Le vélo de mon père
Le vélo de mon père était robuste et noir.
Il avait bourlingué par les rues de la ville,
Promenant ma frimousse en la vaste carriole
Qu’il attelait, bonhomme, au crochet sous la selle.
Il achetait son vin en vrac, à l’entrepôt
Où je l’accompagnais, parfois, gentil marmot
Qui s’étonnait de tout en entendant les hommes
Plaisanter à grand bruit, bavards, devant les fûts.
Il menait avec lui la bombonne pansue,
Verre vêtue d’osier, qu’un gros bouchon de liège
Habillé d’un chiffon fermait. Tendre moustique,
Innocent et rêveur au milieu des barriques
Le nez pris, entêté par l’odeur des vinasses,
Je riais avec eux qui goûtaient de concert
Ces petits vins de table « Eh, ma foi, ils sont bons ! »

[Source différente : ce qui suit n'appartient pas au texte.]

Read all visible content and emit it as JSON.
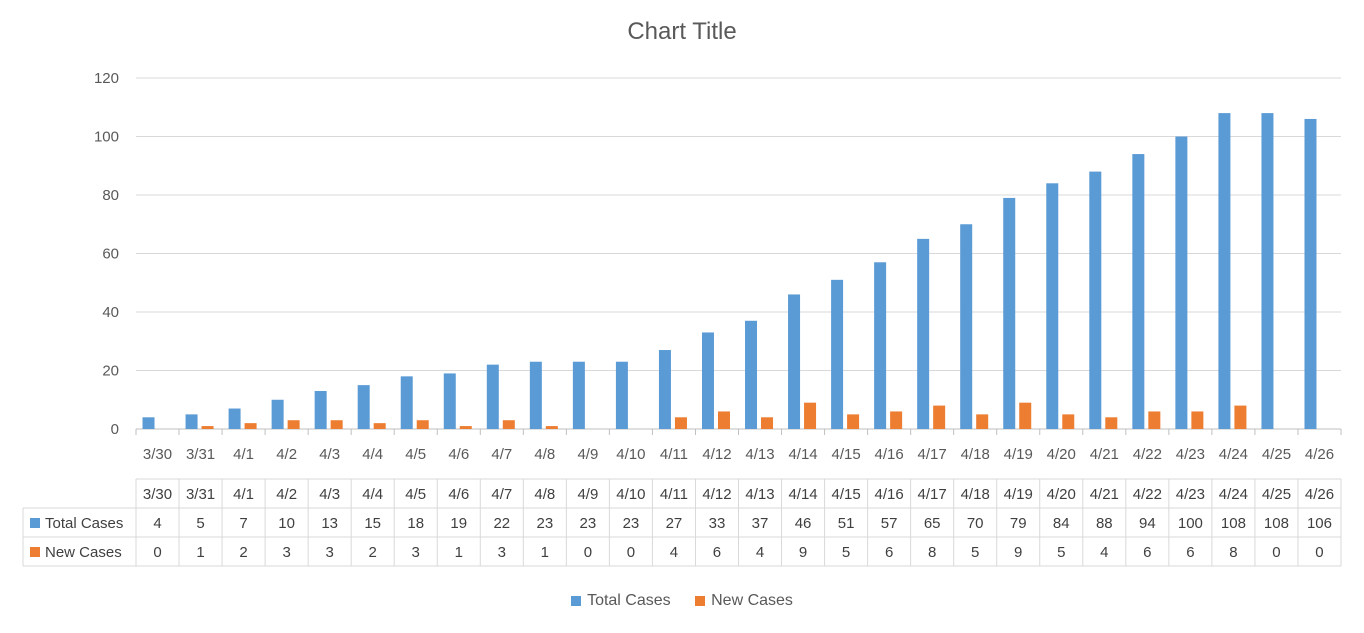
{
  "chart_data": {
    "type": "bar",
    "title": "Chart Title",
    "categories": [
      "3/30",
      "3/31",
      "4/1",
      "4/2",
      "4/3",
      "4/4",
      "4/5",
      "4/6",
      "4/7",
      "4/8",
      "4/9",
      "4/10",
      "4/11",
      "4/12",
      "4/13",
      "4/14",
      "4/15",
      "4/16",
      "4/17",
      "4/18",
      "4/19",
      "4/20",
      "4/21",
      "4/22",
      "4/23",
      "4/24",
      "4/25",
      "4/26"
    ],
    "series": [
      {
        "name": "Total Cases",
        "color": "#5B9BD5",
        "values": [
          4,
          5,
          7,
          10,
          13,
          15,
          18,
          19,
          22,
          23,
          23,
          23,
          27,
          33,
          37,
          46,
          51,
          57,
          65,
          70,
          79,
          84,
          88,
          94,
          100,
          108,
          108,
          106
        ]
      },
      {
        "name": "New Cases",
        "color": "#ED7D31",
        "values": [
          0,
          1,
          2,
          3,
          3,
          2,
          3,
          1,
          3,
          1,
          0,
          0,
          4,
          6,
          4,
          9,
          5,
          6,
          8,
          5,
          9,
          5,
          4,
          6,
          6,
          8,
          0,
          0
        ]
      }
    ],
    "ylim": [
      0,
      120
    ],
    "yticks": [
      0,
      20,
      40,
      60,
      80,
      100,
      120
    ],
    "grid": true,
    "data_table": true,
    "legend_position": "bottom"
  }
}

Et puis l’on revenait, joyeux, cahin-caha
Mon père pédalait, en danseuse, debout
Pour surmonter l’affront d’un petit raidillon
Et je n’ai jamais su, les mains sur le guidon,
Assis à l’amazone en la roideur du cadre,
Si c’était le surpoids du vin dans la bombonne,
Ma petite personne entre ses bras nerveux,
La côte ou bien encor quelque mystère étrange
Qui faisait que, parfois, nous n’allions plus très droit.